What is Subqueries in SQL Deep Dive?

Query Fundamentalshigh

Subqueries

A subquery is a SELECT statement nested inside another query. It can appear in SELECT, FROM, WHERE, or HAVING. Scalar subqueries return one value, row subqueries return one row, and table subqueries return multiple rows.

Memory anchor

Subqueries are questions within questions. A correlated subquery is like asking 'for each employee, how many colleagues earn more?' — you have to re-check everyone for each employee. EXISTS is like peeking through a door crack — stop as soon as you see anything inside.

Expected depth

Types: Correlated subquery — references columns from the outer query, re-evaluated for each outer row (can be slow). Non-correlated subquery — evaluated once, result used as a constant. EXISTS/NOT EXISTS — short-circuits on first match (faster than IN for large subqueries). IN — compares against a list; not null-safe. Subquery in FROM — derived table, materialized or inlined by the planner. The planner often 'unnests' subqueries and rewrites them as joins for better optimization.

Deep — senior internals

Correlated subqueries have O(n×m) complexity by default (one execution per outer row).
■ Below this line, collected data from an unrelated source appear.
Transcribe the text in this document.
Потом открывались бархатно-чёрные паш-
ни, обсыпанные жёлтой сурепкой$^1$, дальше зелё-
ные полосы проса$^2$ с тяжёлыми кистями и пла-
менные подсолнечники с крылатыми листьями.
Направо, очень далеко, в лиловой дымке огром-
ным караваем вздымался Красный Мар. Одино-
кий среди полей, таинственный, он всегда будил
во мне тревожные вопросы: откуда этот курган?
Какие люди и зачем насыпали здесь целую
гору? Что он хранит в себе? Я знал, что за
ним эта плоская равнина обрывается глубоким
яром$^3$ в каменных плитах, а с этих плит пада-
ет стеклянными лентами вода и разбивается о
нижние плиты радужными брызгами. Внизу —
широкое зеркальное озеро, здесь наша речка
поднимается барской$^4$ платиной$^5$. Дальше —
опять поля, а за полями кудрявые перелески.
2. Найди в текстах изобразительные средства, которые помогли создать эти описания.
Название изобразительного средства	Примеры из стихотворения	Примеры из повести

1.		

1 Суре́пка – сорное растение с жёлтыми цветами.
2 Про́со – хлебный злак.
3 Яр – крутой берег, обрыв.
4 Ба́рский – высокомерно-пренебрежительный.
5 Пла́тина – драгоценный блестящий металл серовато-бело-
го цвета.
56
The planner can sometimes convert them to joins via 'subquery unnesting' optimization — check the EXPLAIN plan to verify. LATERAL subquery (covered separately) is the explicit form of a correlated subquery in FROM. Scalar subqueries in SELECT that return more than one row cause a runtime error. The planner can push predicates into subqueries (predicate pushdown) if the subquery lacks DISTINCT, LIMIT, or aggregate functions that would change the result. EXISTS with an uncorrelated subquery (e.g., WHERE EXISTS (SELECT 1)) is a tautology — always true if the subquery returns any rows.

🎤Interview-ready answer

I prefer non-correlated subqueries or CTEs over correlated ones for readability and performance. EXISTS is my default for 'does a match exist' checks — it short-circuits and handles NULLs correctly. Correlated subqueries are sometimes unavoidable (e.g., row-by-row comparison logic) but I check EXPLAIN to ensure the planner can convert them to joins.

⚠Common trap

Assuming correlated subqueries are always re-evaluated per row. Modern planners often unnest them into hash joins. But you can't rely on this — always check EXPLAIN and test with large data sets.